SORRY to ask so many questions its just that its hard deciding the right substrate system. I am not going for a bee shrimp tank but more of a planted tank with some neo shrimp. I was thinking of doing iwagumi style aquascaping and i dont think eco complete or flourite would be has easy to aquascape as either of these two products. 

Hope to pick everyones brain about this.


----------



## xriddler (Feb 16, 2012)

questions have been answered thx!


----------



## snaggle (Feb 19, 2010)

Would you mind posting the answers here I would like to know


----------



## iam.mike (Jan 25, 2012)

Me three if you don't mind thx



Sent from my iPad using Tapatalk


----------



## xriddler (Feb 16, 2012)

The forum member told me that they never went with ADA substrate system and that if you put netlea tanks and ada tanks side by side you probably cant tell which system had the $180 worth of powder sprinkled underneath it. But some people do swear by ADA's substrate system but i think i sorta agree its more like a marketing gimmick. 

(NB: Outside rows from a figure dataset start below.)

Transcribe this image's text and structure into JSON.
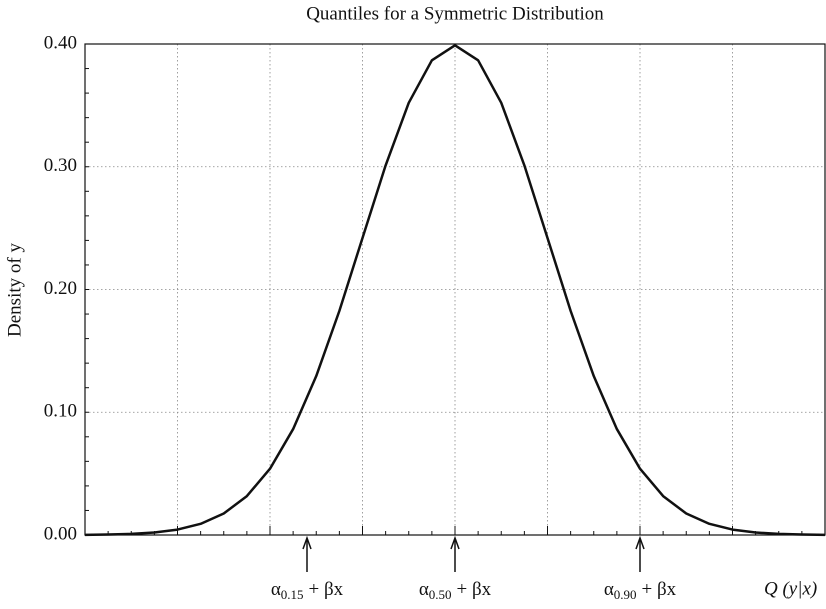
{
  "chart_data": {
    "type": "line",
    "title": "Quantiles for a Symmetric Distribution",
    "x_label": "Q (y|x)",
    "y_label": "Density of y",
    "x": [
      -4,
      -3.75,
      -3.5,
      -3.25,
      -3,
      -2.75,
      -2.5,
      -2.25,
      -2,
      -1.75,
      -1.5,
      -1.25,
      -1,
      -0.75,
      -0.5,
      -0.25,
      0,
      0.25,
      0.5,
      0.75,
      1,
      1.25,
      1.5,
      1.75,
      2,
      2.25,
      2.5,
      2.75,
      3,
      3.25,
      3.5,
      3.75,
      4
    ],
    "series": [
      {
        "color": "#111111",
        "values": [
          0.0001,
          0.0004,
          0.0009,
          0.002,
          0.0044,
          0.0091,
          0.0175,
          0.0317,
          0.054,
          0.0863,
          0.1295,
          0.1826,
          0.242,
          0.3011,
          0.3521,
          0.3867,
          0.3989,
          0.3867,
          0.3521,
          0.3011,
          0.242,
          0.1826,
          0.1295,
          0.0863,
          0.054,
          0.0317,
          0.0175,
          0.0091,
          0.0044,
          0.002,
          0.0009,
          0.0004,
          0.0001
        ]
      }
    ],
    "xlim": [
      -4,
      4
    ],
    "xticks": [
      -3,
      -2,
      -1,
      0,
      1,
      2,
      3
    ],
    "ylim": [
      0,
      0.4
    ],
    "yticks": [
      {
        "value": 0,
        "label": "0.00"
      },
      {
        "value": 0.1,
        "label": "0.10"
      },
      {
        "value": 0.2,
        "label": "0.20"
      },
      {
        "value": 0.3,
        "label": "0.30"
      },
      {
        "value": 0.4,
        "label": "0.40"
      }
    ],
    "grid": true,
    "annotations": [
      {
        "x": -1.6,
        "symbol": "α",
        "subscript": "0.15",
        "suffix": "+ βx"
      },
      {
        "x": 0,
        "symbol": "α",
        "subscript": "0.50",
        "suffix": "+ βx"
      },
      {
        "x": 2,
        "symbol": "α",
        "subscript": "0.90",
        "suffix": "+ βx"
      }
    ]
  }
}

His experience with netlea is that it does eventually break down and will probably break down faster when tap water is used. Suggested me to use RO water and to remineralize the soil, as that would make it last a little bit longer. 

I was not able to find out the longevity of ADA substrate system and would still like to find out about that but as substrate goes both will grow plants the same way. 

Also, Netlea is cheaper and i am leaning towards that for my first starfire tank just to get a hang of things. But both options i think he mentioned does limit me to keeping bee shrimp type species. 

I have just asked him/her about what would happen if the soil breaks down and what will be the worst case scenario is not replaced.


----------



## Ryan.Wilton (Dec 12, 2012)

How would RO water remineralize the soil? I was under the impression that RO water had no minerals left within it?


----------



## xriddler (Feb 16, 2012)

no he said to use RO water and then re mineralize it. sorry i worded it wrongly


----------